How it is told to not drop paquet ? The device is told to not send but will have to drop if buffer is full anyway since it can't buffer anymore when the're no more memory. That call a tail drop. If pause frame is active in TX, it will also send a pause(s) frame(s).
A better drop algorithm like SBQ or RED that will drop packet to make sure the buffer is never full would probably be helpfull. Taildrop is problematic.
A more severe problem occurs when datagrams from multiple TCP connections are dropped, causing global synchronization; i.e. all of the involved TCP senders enter slow-start. This happens because, instead of discarding many segments from one connection, the router would tend to discard one segment from each connection.
Source: https://en.wikipedia.org/wiki/Tail_drop
Something like Cake would be even better but I doubt it's supported by the switch core unless linux have access to the switch buffer via the driver. Cake + pause frame could give way better result if CPU can handle it for WISP that can afford QoE system.
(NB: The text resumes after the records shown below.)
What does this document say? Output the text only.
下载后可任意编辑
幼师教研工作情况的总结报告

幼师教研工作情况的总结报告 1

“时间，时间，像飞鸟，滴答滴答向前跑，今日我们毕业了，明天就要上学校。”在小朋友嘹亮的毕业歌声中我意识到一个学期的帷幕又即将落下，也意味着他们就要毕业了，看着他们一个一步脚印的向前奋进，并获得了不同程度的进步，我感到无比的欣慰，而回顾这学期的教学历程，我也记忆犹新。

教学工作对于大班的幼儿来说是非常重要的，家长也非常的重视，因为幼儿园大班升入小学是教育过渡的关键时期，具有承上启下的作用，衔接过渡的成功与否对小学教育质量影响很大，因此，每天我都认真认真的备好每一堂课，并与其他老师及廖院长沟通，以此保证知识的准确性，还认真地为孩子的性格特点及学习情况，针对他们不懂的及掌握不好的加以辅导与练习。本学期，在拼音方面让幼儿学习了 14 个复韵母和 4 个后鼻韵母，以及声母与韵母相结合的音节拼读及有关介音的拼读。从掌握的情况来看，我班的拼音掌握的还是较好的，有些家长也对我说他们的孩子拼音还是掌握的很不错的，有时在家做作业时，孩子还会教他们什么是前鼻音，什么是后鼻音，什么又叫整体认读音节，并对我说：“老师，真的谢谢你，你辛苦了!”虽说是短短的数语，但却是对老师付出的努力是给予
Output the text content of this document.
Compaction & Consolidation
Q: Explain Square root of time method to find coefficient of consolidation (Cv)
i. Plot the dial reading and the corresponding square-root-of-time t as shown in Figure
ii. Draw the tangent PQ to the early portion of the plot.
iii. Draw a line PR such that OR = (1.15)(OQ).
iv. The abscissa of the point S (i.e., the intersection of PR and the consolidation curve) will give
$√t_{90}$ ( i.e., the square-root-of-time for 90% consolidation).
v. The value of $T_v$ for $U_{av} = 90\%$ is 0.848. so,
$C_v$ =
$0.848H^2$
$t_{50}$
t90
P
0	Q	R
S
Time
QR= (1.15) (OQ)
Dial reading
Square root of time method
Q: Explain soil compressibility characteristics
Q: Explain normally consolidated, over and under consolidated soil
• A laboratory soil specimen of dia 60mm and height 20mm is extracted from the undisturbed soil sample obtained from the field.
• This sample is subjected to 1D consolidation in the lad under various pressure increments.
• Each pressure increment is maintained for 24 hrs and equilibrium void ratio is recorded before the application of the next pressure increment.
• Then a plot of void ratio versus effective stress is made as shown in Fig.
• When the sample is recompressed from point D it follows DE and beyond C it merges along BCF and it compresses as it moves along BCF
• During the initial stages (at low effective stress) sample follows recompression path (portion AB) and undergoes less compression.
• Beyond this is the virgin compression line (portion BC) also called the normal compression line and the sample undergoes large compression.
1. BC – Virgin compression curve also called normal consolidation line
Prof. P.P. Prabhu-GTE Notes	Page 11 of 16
Cake directly in the radio would be way better, mostly for PtP backhole that can't take advantage of polling for fair bandwidith sharing. Airfiber radios are even worst since those won't support DSCP value. A WISP would need outbound to do outbound rerouting based on DSCP mark and send packets over multiple VLAN with CoS to be able to make any QoS or else have a flat vlan for VoIP and other stuff that need QoS.
Anyway, we can't do nothing for Ubnt radio crappy QoS but pause-frame with QoS handled by a device with smarther QoS would probably help a lot since Ubnt have a really crappy QoS system. The WISP switch could maybe be that device and it would be nice to need a single device for switching, routing and PoE.
Have you consider FRRouting for WISP switch V3 ? Those switch could maybe have OSPF and IS-IS if CPU can handle it and it should be able since quagga can run on legacy router with OpenWRT. QoS, ERPS, MSTP, OSPF and IS-IS, that would be a great switch for WISP.